Rating: 4 - A top read

Father Quixote, a lowly priest in a tiny Spanish town, helps out an Italian monsignor whose car has broken down, and is rewarded by being made a monsignor himself. While the church authorities consider where to move him to, he takes a road trip with the town's recently-deposed Marxist mayor, who is also at a loose end. They travel the routes of central Spain in Quixote's clapped-out old Seat, have picnics washed down with vast quantities of wine, try to evade the scrutiny of the Civil Guard, and argue good-naturedly over politics and religion.

The two men, despite their ideological differences, are long-standing friends, and over the course of their journey cautiously admit to each other their doubts about the dogmas to which they are pledged. Much of the first half of the book is a dialogue on the nature of belief and doubt - a consideration of whether the thing one puts one's faith in is as important as faith itself. Quixote - less worldly but more intuitive than the former mayor - makes a distinction between faith and belief: faith must have a component of doubt because, by its nature, it is killed by proof. Quixote has a troubling dream in which Christ is rescued from the cross by angels, proving his divinity but nullifying Christianity because it no longer has anything to test itself against.

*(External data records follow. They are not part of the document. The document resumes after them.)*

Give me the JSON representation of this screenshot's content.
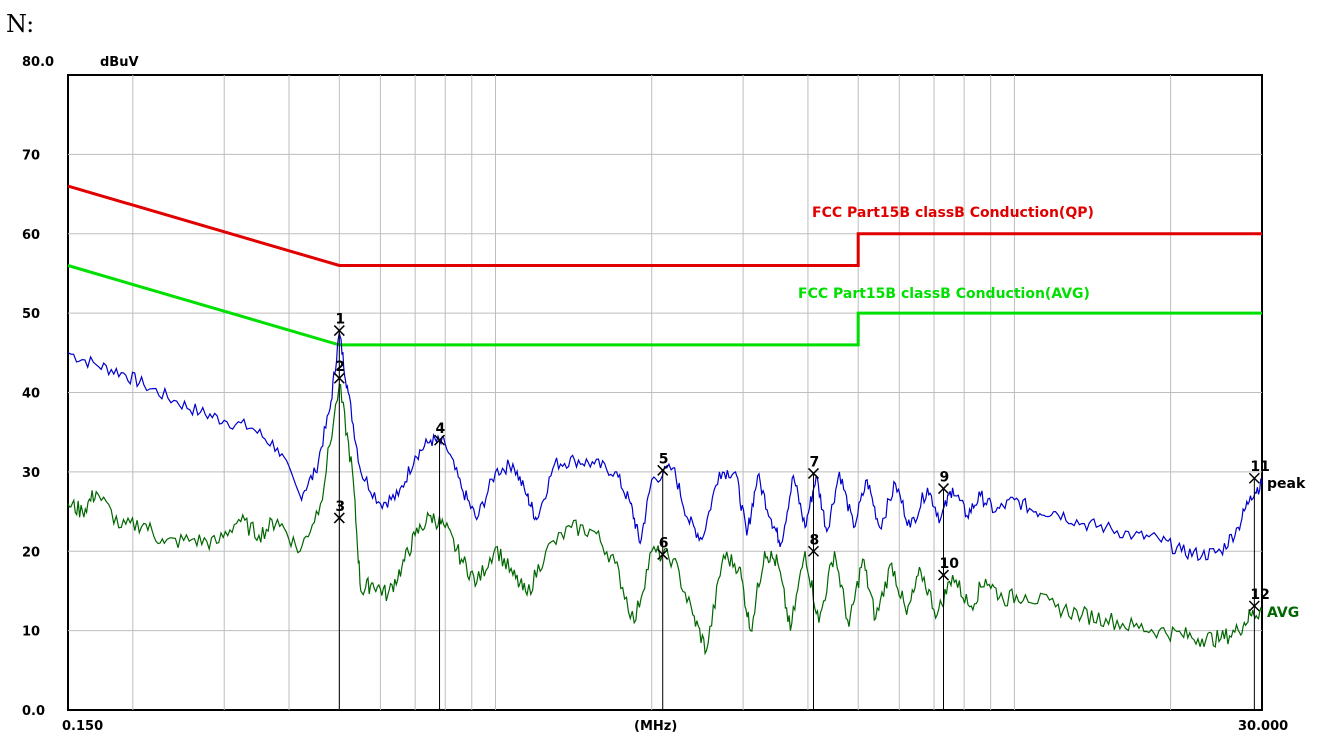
{
  "page": {
    "heading": "N:"
  },
  "chart_data": {
    "type": "line",
    "x_scale": "log",
    "xlim": [
      0.15,
      30.0
    ],
    "ylim": [
      0,
      80
    ],
    "grid": true,
    "ylabel_unit": "dBuV",
    "xlabel": "(MHz)",
    "x_tick_labels": {
      "start": "0.150",
      "end": "30.000"
    },
    "y_ticks": [
      {
        "value": 80,
        "label": "80.0"
      },
      {
        "value": 70,
        "label": "70"
      },
      {
        "value": 60,
        "label": "60"
      },
      {
        "value": 50,
        "label": "50"
      },
      {
        "value": 40,
        "label": "40"
      },
      {
        "value": 30,
        "label": "30"
      },
      {
        "value": 20,
        "label": "20"
      },
      {
        "value": 10,
        "label": "10"
      },
      {
        "value": 0,
        "label": "0.0"
      }
    ],
    "limits": [
      {
        "name": "FCC  Part15B classB Conduction(QP)",
        "color": "#e00000",
        "points": [
          [
            0.15,
            66
          ],
          [
            0.5,
            56
          ],
          [
            5.0,
            56
          ],
          [
            5.0,
            60
          ],
          [
            30.0,
            60
          ]
        ]
      },
      {
        "name": "FCC  Part15B classB Conduction(AVG)",
        "color": "#00e000",
        "points": [
          [
            0.15,
            56
          ],
          [
            0.5,
            46
          ],
          [
            5.0,
            46
          ],
          [
            5.0,
            50
          ],
          [
            30.0,
            50
          ]
        ]
      }
    ],
    "traces": [
      {
        "name": "peak",
        "color": "#0000cc",
        "label_color": "#000000",
        "points": [
          [
            0.15,
            45
          ],
          [
            0.17,
            43.5
          ],
          [
            0.19,
            42.5
          ],
          [
            0.21,
            41
          ],
          [
            0.24,
            39
          ],
          [
            0.27,
            37.5
          ],
          [
            0.3,
            36.5
          ],
          [
            0.34,
            35.5
          ],
          [
            0.38,
            33
          ],
          [
            0.42,
            27
          ],
          [
            0.45,
            30
          ],
          [
            0.48,
            38
          ],
          [
            0.5,
            47.5
          ],
          [
            0.52,
            40
          ],
          [
            0.55,
            30
          ],
          [
            0.6,
            26
          ],
          [
            0.65,
            27
          ],
          [
            0.7,
            32
          ],
          [
            0.75,
            34
          ],
          [
            0.8,
            33.5
          ],
          [
            0.86,
            28
          ],
          [
            0.92,
            24
          ],
          [
            1.0,
            30
          ],
          [
            1.08,
            31
          ],
          [
            1.15,
            27
          ],
          [
            1.2,
            24
          ],
          [
            1.3,
            31
          ],
          [
            1.42,
            31.5
          ],
          [
            1.55,
            31
          ],
          [
            1.7,
            30
          ],
          [
            1.82,
            26
          ],
          [
            1.9,
            21
          ],
          [
            2.0,
            29
          ],
          [
            2.2,
            30.5
          ],
          [
            2.35,
            24
          ],
          [
            2.5,
            21.5
          ],
          [
            2.7,
            30
          ],
          [
            2.9,
            30
          ],
          [
            3.05,
            22
          ],
          [
            3.2,
            29.5
          ],
          [
            3.4,
            24
          ],
          [
            3.55,
            21
          ],
          [
            3.75,
            29.5
          ],
          [
            3.95,
            23
          ],
          [
            4.15,
            29.5
          ],
          [
            4.35,
            22.5
          ],
          [
            4.6,
            30
          ],
          [
            4.9,
            23
          ],
          [
            5.2,
            29
          ],
          [
            5.5,
            23
          ],
          [
            5.9,
            28.5
          ],
          [
            6.3,
            23
          ],
          [
            6.8,
            28
          ],
          [
            7.2,
            24
          ],
          [
            7.6,
            28
          ],
          [
            8.1,
            24.5
          ],
          [
            8.6,
            27
          ],
          [
            9.2,
            25
          ],
          [
            10,
            26.5
          ],
          [
            11,
            25
          ],
          [
            12,
            25
          ],
          [
            13.5,
            23.5
          ],
          [
            15,
            23
          ],
          [
            17,
            22
          ],
          [
            19,
            21.5
          ],
          [
            21,
            20
          ],
          [
            23,
            19.5
          ],
          [
            25,
            20
          ],
          [
            27,
            23
          ],
          [
            28.5,
            27
          ],
          [
            30,
            28.5
          ]
        ]
      },
      {
        "name": "AVG",
        "color": "#006600",
        "label_color": "#006600",
        "points": [
          [
            0.15,
            26
          ],
          [
            0.16,
            25
          ],
          [
            0.17,
            27.5
          ],
          [
            0.19,
            23
          ],
          [
            0.21,
            23.5
          ],
          [
            0.23,
            21
          ],
          [
            0.26,
            21.5
          ],
          [
            0.29,
            21
          ],
          [
            0.32,
            24
          ],
          [
            0.35,
            22
          ],
          [
            0.38,
            24
          ],
          [
            0.42,
            20
          ],
          [
            0.46,
            26
          ],
          [
            0.5,
            41
          ],
          [
            0.53,
            30
          ],
          [
            0.55,
            15
          ],
          [
            0.58,
            16
          ],
          [
            0.62,
            14.5
          ],
          [
            0.66,
            18
          ],
          [
            0.7,
            22
          ],
          [
            0.75,
            24.5
          ],
          [
            0.8,
            23
          ],
          [
            0.86,
            19
          ],
          [
            0.92,
            16
          ],
          [
            1.0,
            20.5
          ],
          [
            1.08,
            17
          ],
          [
            1.15,
            14.5
          ],
          [
            1.25,
            20
          ],
          [
            1.4,
            23
          ],
          [
            1.55,
            22.5
          ],
          [
            1.7,
            18.5
          ],
          [
            1.85,
            11
          ],
          [
            2.0,
            20
          ],
          [
            2.2,
            19
          ],
          [
            2.4,
            12
          ],
          [
            2.55,
            7.5
          ],
          [
            2.75,
            19.5
          ],
          [
            2.95,
            18
          ],
          [
            3.1,
            10
          ],
          [
            3.3,
            20
          ],
          [
            3.5,
            18.5
          ],
          [
            3.7,
            10
          ],
          [
            3.95,
            20
          ],
          [
            4.2,
            11
          ],
          [
            4.5,
            20
          ],
          [
            4.8,
            10.5
          ],
          [
            5.1,
            19
          ],
          [
            5.4,
            11.5
          ],
          [
            5.8,
            18.5
          ],
          [
            6.2,
            12
          ],
          [
            6.6,
            17.5
          ],
          [
            7.1,
            12
          ],
          [
            7.6,
            17
          ],
          [
            8.2,
            13
          ],
          [
            8.8,
            16.5
          ],
          [
            9.5,
            14
          ],
          [
            10.5,
            14.5
          ],
          [
            12,
            13
          ],
          [
            13.5,
            12
          ],
          [
            15,
            11.5
          ],
          [
            17,
            10.5
          ],
          [
            19,
            10
          ],
          [
            21,
            9.5
          ],
          [
            23,
            9
          ],
          [
            25,
            9
          ],
          [
            27,
            10
          ],
          [
            28.5,
            12
          ],
          [
            30,
            12.5
          ]
        ]
      }
    ],
    "markers": [
      {
        "label": "1",
        "freq": 0.5,
        "level": 47.8
      },
      {
        "label": "2",
        "freq": 0.5,
        "level": 41.8
      },
      {
        "label": "3",
        "freq": 0.5,
        "level": 24.2
      },
      {
        "label": "4",
        "freq": 0.78,
        "level": 34.0
      },
      {
        "label": "5",
        "freq": 2.1,
        "level": 30.2
      },
      {
        "label": "6",
        "freq": 2.1,
        "level": 19.6
      },
      {
        "label": "7",
        "freq": 4.1,
        "level": 29.8
      },
      {
        "label": "8",
        "freq": 4.1,
        "level": 20.0
      },
      {
        "label": "9",
        "freq": 7.3,
        "level": 27.9
      },
      {
        "label": "10",
        "freq": 7.3,
        "level": 17.0
      },
      {
        "label": "11",
        "freq": 29.0,
        "level": 29.2
      },
      {
        "label": "12",
        "freq": 29.0,
        "level": 13.1
      }
    ]
  }
}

The world becomes "a kind of Saharan desert without doubt or faith, where everyone is certain that the same belief is true."

In the company of the streetwise mayor, Quixote encounters the seamier side of life, spending a night in a brothel, watching a blue movie, and helping a small-time crook to escape the police. The action is farcical; however small the priest's experience of life, one would expect him to have heard it all in confessions, and not to be baffled by, for instance, the groans of a copulating couple who seem "to suffer such a lot". Still, the novel isn't meant to be realistic, and the naive idealism of its protagonist mirrors that of his sixteenth-century namesake. The parallels with Cervantes' novel are contrived - Quixote affectionately calls the mayor Sancho, and his old car Rocinante, after Don Quixote's horse - yet somehow Greene pulls it off, cajoling the reader into suspense of disbelief through engaging characters and a well-paced story.

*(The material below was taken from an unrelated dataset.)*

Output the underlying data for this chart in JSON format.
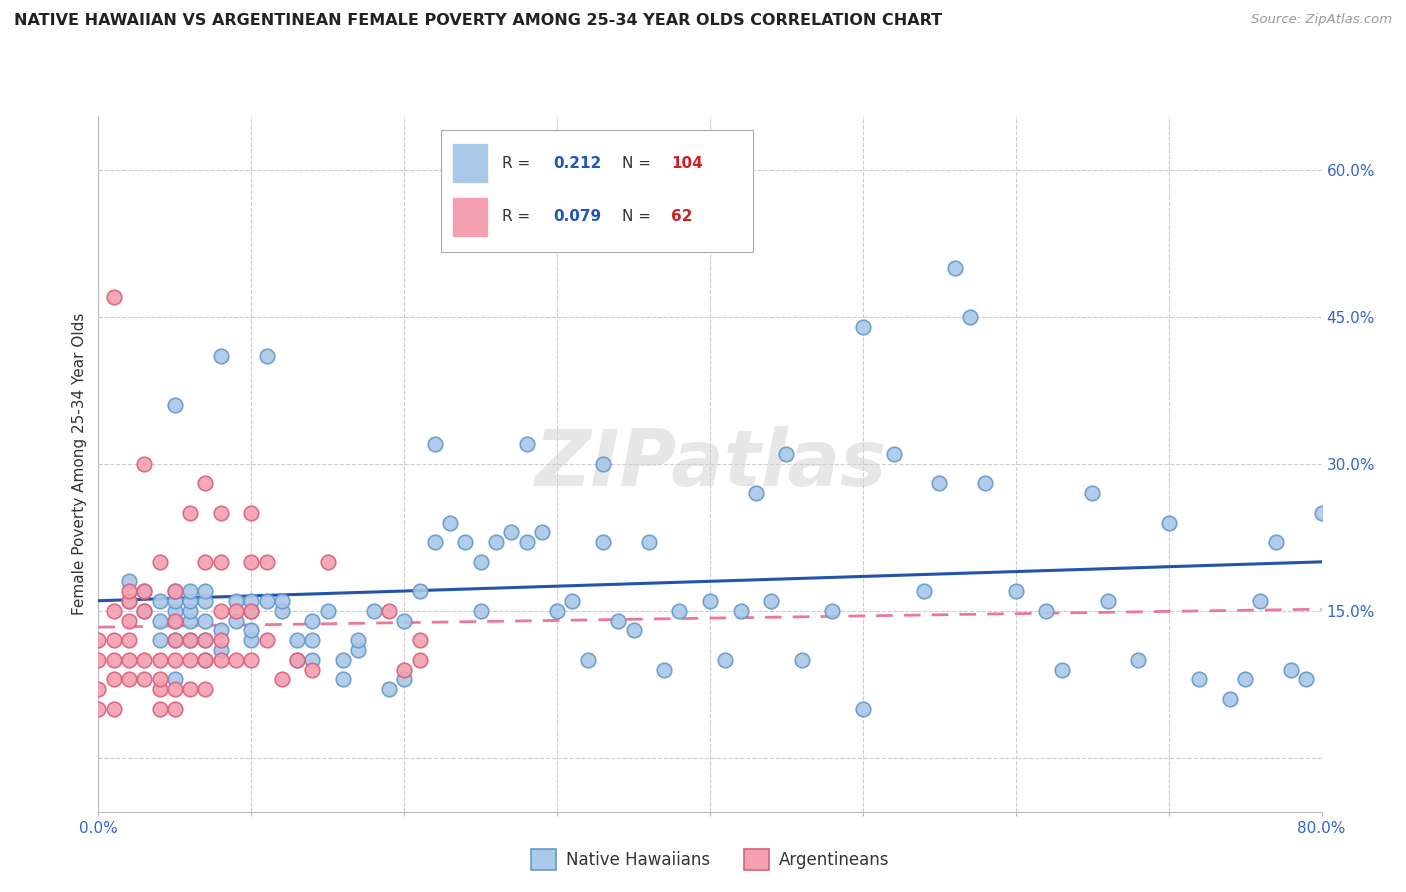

That said, whether one actually enjoys the book is bound to depend on one's stomach for metaphysical speculation. You don't need to be religious to appreciate the novel - in fact if you're not, you will find it quite informative and amusing on the workings of the Catholic church. Beneath the humour, there are both deep insights, and a touching portrayal of an unlikely friendship.

The novel's ending is melodramatic and apparently loaded with symbolism, much of which went over my head. Exactly what Quixote has learned through his travels with the mayor is unclear: he has discovered the world outside his town, and been educated in the nature of the political faith of his friend; but has he changed? The questions posed earlier in the novel are never answered - how could they be? - but nor are they really developed. I felt that Greene didn't quite know how to end the novel. All the same, there's plenty here to entertain and provoke thought.